At one point my active diagnoses were: social anxiety, generalized anxiety, auditory processing disorder, depression, and ADD. If you have experience with AFAB autistics, it does not come as a surprise that autism was overlooked. It took my pressuring a psychologist for them to consider that, rather than having each of these different conditions, I might have one condition that encompasses all of my symptoms.
Healthcare in the United States does not have an effective form of interdisciplinary communication, so it is often up to patients and their families to request a review of their diagnoses. Treatment is often expensive, and being diagnosed as an adult is even more difficult than diagnosis as a child.

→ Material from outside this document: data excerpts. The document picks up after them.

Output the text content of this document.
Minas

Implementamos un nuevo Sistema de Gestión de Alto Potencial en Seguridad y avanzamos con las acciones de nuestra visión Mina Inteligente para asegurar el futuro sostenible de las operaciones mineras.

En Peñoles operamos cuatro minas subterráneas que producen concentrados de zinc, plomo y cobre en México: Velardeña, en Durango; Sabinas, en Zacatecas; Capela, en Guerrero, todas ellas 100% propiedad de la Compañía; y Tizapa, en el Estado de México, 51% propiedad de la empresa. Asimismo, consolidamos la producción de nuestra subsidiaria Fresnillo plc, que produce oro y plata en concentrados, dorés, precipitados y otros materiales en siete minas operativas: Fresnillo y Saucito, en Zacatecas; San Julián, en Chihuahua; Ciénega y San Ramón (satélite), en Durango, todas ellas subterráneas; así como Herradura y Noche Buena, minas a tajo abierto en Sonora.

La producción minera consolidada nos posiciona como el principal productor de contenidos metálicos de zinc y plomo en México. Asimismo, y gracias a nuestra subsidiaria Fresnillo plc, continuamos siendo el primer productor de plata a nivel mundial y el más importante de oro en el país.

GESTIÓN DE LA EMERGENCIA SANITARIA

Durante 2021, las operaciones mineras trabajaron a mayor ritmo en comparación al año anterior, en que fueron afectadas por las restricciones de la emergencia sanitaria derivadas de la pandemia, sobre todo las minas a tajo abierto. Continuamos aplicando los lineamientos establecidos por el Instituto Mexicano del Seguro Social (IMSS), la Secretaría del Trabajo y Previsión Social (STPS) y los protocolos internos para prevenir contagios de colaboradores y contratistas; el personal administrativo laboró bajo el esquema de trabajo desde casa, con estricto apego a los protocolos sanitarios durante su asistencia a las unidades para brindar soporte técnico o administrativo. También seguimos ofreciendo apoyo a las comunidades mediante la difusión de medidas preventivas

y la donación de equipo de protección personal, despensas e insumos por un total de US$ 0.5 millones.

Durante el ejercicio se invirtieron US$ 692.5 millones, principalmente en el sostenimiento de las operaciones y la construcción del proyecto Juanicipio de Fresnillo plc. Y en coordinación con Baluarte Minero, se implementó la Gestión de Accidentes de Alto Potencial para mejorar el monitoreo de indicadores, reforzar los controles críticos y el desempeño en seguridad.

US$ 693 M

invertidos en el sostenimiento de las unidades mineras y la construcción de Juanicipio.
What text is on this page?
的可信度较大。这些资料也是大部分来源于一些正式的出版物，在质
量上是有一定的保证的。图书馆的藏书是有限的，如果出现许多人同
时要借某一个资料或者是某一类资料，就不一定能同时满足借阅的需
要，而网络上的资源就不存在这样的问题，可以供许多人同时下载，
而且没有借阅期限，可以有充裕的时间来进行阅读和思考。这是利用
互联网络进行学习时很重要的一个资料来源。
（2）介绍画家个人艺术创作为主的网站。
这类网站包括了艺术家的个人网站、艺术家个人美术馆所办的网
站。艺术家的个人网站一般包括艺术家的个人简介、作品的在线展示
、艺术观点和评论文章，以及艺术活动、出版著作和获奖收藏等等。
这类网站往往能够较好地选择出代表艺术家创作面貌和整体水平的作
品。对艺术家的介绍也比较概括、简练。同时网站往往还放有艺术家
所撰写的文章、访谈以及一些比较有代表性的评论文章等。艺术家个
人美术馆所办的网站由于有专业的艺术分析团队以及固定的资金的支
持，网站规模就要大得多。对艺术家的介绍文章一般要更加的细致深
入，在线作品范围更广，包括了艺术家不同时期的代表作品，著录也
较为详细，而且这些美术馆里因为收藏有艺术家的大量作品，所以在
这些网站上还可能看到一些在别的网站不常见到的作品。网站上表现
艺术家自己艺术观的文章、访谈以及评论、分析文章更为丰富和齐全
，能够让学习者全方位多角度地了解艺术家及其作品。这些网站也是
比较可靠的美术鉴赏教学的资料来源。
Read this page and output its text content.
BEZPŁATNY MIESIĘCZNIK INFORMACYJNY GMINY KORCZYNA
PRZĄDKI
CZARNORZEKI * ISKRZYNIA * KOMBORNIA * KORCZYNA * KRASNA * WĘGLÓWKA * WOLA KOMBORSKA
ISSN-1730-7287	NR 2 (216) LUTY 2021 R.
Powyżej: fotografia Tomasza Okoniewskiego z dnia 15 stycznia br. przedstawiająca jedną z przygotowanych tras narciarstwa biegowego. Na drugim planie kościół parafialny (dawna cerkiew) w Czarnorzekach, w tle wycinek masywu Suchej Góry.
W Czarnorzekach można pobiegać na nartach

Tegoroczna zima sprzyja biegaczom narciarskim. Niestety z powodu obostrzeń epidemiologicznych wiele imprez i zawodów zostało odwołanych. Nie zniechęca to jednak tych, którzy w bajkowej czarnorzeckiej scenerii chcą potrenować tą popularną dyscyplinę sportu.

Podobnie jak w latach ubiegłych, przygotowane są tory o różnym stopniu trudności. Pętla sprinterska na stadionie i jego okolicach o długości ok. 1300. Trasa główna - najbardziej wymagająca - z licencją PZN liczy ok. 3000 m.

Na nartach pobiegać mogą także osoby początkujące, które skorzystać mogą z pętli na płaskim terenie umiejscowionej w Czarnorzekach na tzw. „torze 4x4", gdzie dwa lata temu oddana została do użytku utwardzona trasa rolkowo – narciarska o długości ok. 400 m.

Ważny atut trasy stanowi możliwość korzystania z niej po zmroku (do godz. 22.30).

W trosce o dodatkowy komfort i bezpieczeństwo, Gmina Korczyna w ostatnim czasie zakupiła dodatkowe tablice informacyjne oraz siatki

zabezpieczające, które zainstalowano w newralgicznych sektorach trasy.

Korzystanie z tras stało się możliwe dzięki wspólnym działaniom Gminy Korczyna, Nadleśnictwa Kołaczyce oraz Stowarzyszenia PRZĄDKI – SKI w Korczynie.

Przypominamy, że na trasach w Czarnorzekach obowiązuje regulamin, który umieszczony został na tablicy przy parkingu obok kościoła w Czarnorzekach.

This is why I support self-diagnosis in the neurodivergent community.
I plan on writing about my experience getting a diagnosis, but growing up undiagnosed contributed to my severe mental health issues to this day. I grew up feeling like an alien amongst my peers, because I knew I was fundamentally different from them but never knew the reason. If I had known I was autistic earlier, I could have accepted my diagnosis and it would have saved me countless sleepless nights researching to find a label that fit my specific version of “quirky”.
I don’t write this to place blame on any one person. I, and countless other AFAB autistics, were failed by the education and healthcare systems and fell through the cracks. This is part of what inspired me to create this organization, to try to make diagnoses easier to access.